• Question: Why can't white blood cells engulf old produce antibodies to kill the cancer cells?

    Asked by to Amar, Andrea, Leah, Matt on 19 Mar 2014. This question was also asked by .
    • Photo: Andrea Hanvey

      Andrea Hanvey answered on 19 Mar 2014:


      Cancer cells are still our own cells. They are just cells that have lost control of cell division through mutations in genes that control cell division, programmed cell death or DNA repair. cells infected with a virus activate a protein marker on the outside of the cell membrane. this is recognised by some white blood cells which signals to them the cell is infected and needs to be engulfed or for antibodies to be made against the infecting virus. cancer is very sneaky, when the cell loses control no markers are put on the outside of the tumour cells. so the white blood cells don’t recognise the cells as being cancerous and in need of being destroyed.

      However Natural killer cells , a typeof white blood cell, do play a role in tumour surveillance, they can induce death in a tumour cell. some cancers evade detection by natural killer cells by removing certain cell markers.

      If we produce antibodies against our own cells its known as a autoimmune disorder, so your body attacks its self. cancer cells do not evoke this response in the body as its a different disease pathway

    • Photo: Matthew Lam

      Matthew Lam answered on 19 Mar 2014:


      Cancer cells are cells of your own body, so unlike a foreign cell (such as bacteria) your immune system doesn’t really see anything out of place and so doesn’t try to attack the cancer cells.

      There are new vaccine style therapies for cancer that are being developed which try to force the immune system to recognise charateristics which are only shown by cancer cells. This could help the immune system recognise cancer cells and attack/kill the cells.

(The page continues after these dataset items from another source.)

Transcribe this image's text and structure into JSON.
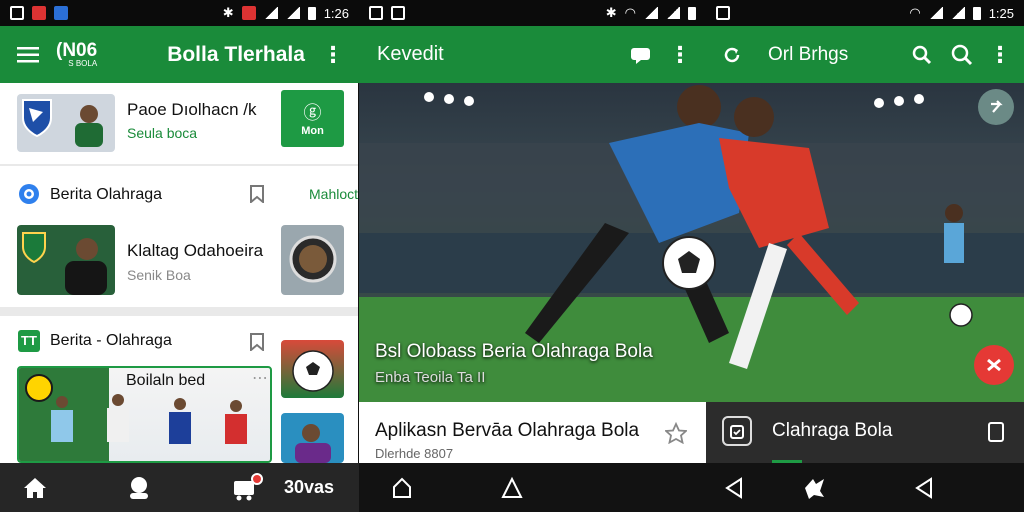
{
  "status_left": {
    "time": "1:26"
  },
  "status_right": {
    "time": "1:25"
  },
  "panel1": {
    "appbar": {
      "logo": "(N06",
      "logo_sub": "S BOLA",
      "title": "Bolla Tlerhala"
    },
    "item1": {
      "title": "Paoe Dıolhacn /k",
      "subtitle": "Seula boca",
      "button": "Mon"
    },
    "section1": {
      "title": "Berita Olahraga",
      "link": "Mahloct"
    },
    "item2": {
      "title": "Klaltag Odahoeira",
      "subtitle": "Senik Boa"
    },
    "section2": {
      "title": "Berita - Olahraga"
    },
    "item3": {
      "title": "Boilaln bed"
    },
    "bottomnav": {
      "label": "30vas"
    }
  },
  "panel2": {
    "appbar": {
      "title": "Kevedit"
    },
    "hero": {
      "title": "Bsl Olobass Beria Olahraga Bola",
      "subtitle": "Enba Teoila Ta II"
    },
    "article": {
      "title": "Aplikasn Bervāa Olahraga Bola",
      "subtitle": "Dlerhde 8807"
    }
  },
  "panel3": {
    "appbar": {
      "title": "Orl Brhgs"
    },
    "card": {
      "title": "Clahraga Bola"
    }
  },
  "colors": {
    "primary": "#1a8b3a",
    "accent": "#e53935",
    "dark": "#1b1b1b"
  }
}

    • Photo: Leah Fitzsimmons

      Leah Fitzsimmons answered on 19 Mar 2014:


      When a cell in your body initially becomes faulty other cells do usually spot this and prompt the cell to die. Dead and dying cancer cells are engulfed by white blood cells, but because these faulty cells are from your own body the immune system doesn’t recognise them as foreign, and so they don’t make antibodies against them.

      Once one faulty cell manages to escape being killed and engulfed and starts to grow, then it can start to form a tumour. Cells within tumours are also engulfed when they die and once the cells become more abnormal the white blood cells can start to recognise this and try to fight it (partly by making tumour-specific antibodies). Although the immune system does try to fight the cancer it is still not very efficient because the cancer cells still look a lot like your healthy cells and antibodies that recognised all of your cells and not just the cancer cells could kill you. This is why the immune system can’t usually kill a tumour.

      There are lots of researchers using antibodies to make cancer treatments, to enable your white blood cells to find and kill cancer cells more efficiently, but as I said, the difficult part is making antibodies that only bind to cancer cells.

      Cancer cells are also often found to have mutations that stop the cells being found by white blood cells and help them evade killing by the immune system, which makes it even harder for you immune system to fight back.